Maastricht University is renowned for its unique, innovative, problem-based learning system, which is characterized by a small-scale and student-oriented approach. Research at UM is characterized by a multidisciplinary and thematic approach, and is concentrated in research institutes and schools. Maastricht University has around 20,000 students and 4,700 employees. Reflecting the university's strong international profile, a fair amount of both students and staff are from abroad. The university hosts 6 faculties: Faculty of Health, Medicine and Life Sciences, Faculty of Law, School of Business and Economics, Faculty of Science and Engineering, Faculty of Arts and Social Sciences, Faculty of Psychology and Neuroscience. For more information, visit www.maastrichtuniversity.nl.
Maastricht University Medical Center+ (The Netherlands)
The radiology department of the Maastricht University Medical Center+ (MUMC+) comprises all applications of medical imaging for patient care (diagnostics and treatment) and clinical scientific research. Imaging, and in particular nuclear medicine, is a multidisciplinary field in which (nuclear) radiologists, medical physicists, radiochemists, pharmacists, radiation protection experts, technicians and scientists are involved.
As medical imaging is considered to play a pivotal role in the diagnosis and treatment of patients, state-of-the-art medical imaging equipment (PET/CT, PET/MRI, SPECT/CT, US, CR, CT, (high-field) MRI, etc.) is available at the radiology department of the MUMC+.
KU Leuven (Belgium)
Situated in Belgium, in the heart of Western Europe, KU Leuven has been a center of learning for nearly six centuries. Today, it is Belgium's largest university and, founded in 1425, one of the oldest and most renowned universities in Europe.
The Medical Imaging Research Center (MIRC) is an interdisciplinary research center in the University Hospital Gasthuisberg.
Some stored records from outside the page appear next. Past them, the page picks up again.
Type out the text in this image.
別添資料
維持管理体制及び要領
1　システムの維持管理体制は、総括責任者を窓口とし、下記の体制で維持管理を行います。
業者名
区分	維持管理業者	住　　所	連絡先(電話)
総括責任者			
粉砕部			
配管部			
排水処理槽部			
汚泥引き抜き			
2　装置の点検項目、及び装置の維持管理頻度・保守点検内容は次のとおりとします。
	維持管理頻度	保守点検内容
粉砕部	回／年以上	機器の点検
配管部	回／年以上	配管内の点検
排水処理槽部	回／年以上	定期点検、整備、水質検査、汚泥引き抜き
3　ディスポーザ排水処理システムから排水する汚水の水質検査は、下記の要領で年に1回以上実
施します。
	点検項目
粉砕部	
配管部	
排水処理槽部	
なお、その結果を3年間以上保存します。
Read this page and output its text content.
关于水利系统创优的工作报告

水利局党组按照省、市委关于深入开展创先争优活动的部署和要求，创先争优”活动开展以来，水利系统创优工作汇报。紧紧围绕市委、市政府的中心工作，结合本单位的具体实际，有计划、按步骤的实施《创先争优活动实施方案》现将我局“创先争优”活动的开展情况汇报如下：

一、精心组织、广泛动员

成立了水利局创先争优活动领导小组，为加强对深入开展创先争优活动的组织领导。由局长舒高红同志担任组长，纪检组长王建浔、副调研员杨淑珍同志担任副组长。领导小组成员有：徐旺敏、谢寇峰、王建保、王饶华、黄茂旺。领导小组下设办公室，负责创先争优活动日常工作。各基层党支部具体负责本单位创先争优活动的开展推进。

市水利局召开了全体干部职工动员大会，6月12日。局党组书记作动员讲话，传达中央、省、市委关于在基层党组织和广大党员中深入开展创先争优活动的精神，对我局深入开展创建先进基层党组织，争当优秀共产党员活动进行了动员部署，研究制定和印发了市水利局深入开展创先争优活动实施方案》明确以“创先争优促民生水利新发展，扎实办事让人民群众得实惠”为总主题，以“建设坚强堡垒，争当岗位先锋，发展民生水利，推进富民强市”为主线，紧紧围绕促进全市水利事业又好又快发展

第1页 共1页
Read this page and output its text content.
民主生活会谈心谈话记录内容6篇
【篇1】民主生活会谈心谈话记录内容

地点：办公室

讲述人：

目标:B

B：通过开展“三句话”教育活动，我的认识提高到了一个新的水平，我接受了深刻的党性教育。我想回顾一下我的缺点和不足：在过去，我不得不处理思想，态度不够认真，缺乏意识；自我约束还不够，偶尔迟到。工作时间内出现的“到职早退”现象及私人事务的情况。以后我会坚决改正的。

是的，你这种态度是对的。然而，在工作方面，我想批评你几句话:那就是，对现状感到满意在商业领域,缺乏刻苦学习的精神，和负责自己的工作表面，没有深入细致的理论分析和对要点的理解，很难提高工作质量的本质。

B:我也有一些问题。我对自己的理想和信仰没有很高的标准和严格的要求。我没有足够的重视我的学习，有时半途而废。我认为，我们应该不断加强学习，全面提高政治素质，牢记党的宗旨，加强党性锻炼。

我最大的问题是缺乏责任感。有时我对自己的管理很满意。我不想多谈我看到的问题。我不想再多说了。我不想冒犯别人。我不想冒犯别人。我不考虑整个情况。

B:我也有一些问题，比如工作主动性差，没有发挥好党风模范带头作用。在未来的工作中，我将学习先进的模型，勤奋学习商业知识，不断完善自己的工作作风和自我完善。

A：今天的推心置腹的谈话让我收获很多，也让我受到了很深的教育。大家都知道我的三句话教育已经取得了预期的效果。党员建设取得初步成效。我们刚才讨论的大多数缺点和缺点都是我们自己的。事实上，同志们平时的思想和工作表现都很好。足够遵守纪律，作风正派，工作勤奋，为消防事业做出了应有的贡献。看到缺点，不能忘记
The focus lies on fundamental and translational research in medical imaging and image processing. The center is a joined initiative of the KU Leuven (Biomedical Sciences) and the University Hospitals Leuven. Over 100 engineers, physicians and physicists are working closely together with bio-scientists and clinicians. The MIRC-members are the department of Electrical Engineering (PSI), the department of Imaging and Pathology (Radiology and Nuclear Medicine), the department of Cardiovascular Sciences, the department of Neurosciences and the department of Radiotherapy.
Within MIRC, the Nuclear Medicine and Molecular Imaging (NMMI) research group performs groundbreaking translational research on innovative molecular imaging technologies. We use Positron Emission Tomography (PET) and highly specific PET radiotracers as a key technology to gain insight into disease and drug mechanisms at a molecular level. Within our research group, a multidisciplinary team of physicians, physicists/engineers and radio-pharmacists continuously work on translating new PET radiotracers from a development and preclinical stage into a clinical setting to provide new diagnostic and biomarker tools and support innovative drug development.
For this translation ‘from bench to bedside’, the associated PET data acquisition and analysis is crucial for the accurate quantification of the PET signal. This involves the optimal design of the experiments, dynamic imaging with motion management and the appropriate compartmental modeling to quantify tracer kinetics. State of the art multimodal imaging infrastructure is available, including simultaneous PET-MRI and microPET/CT/MRI.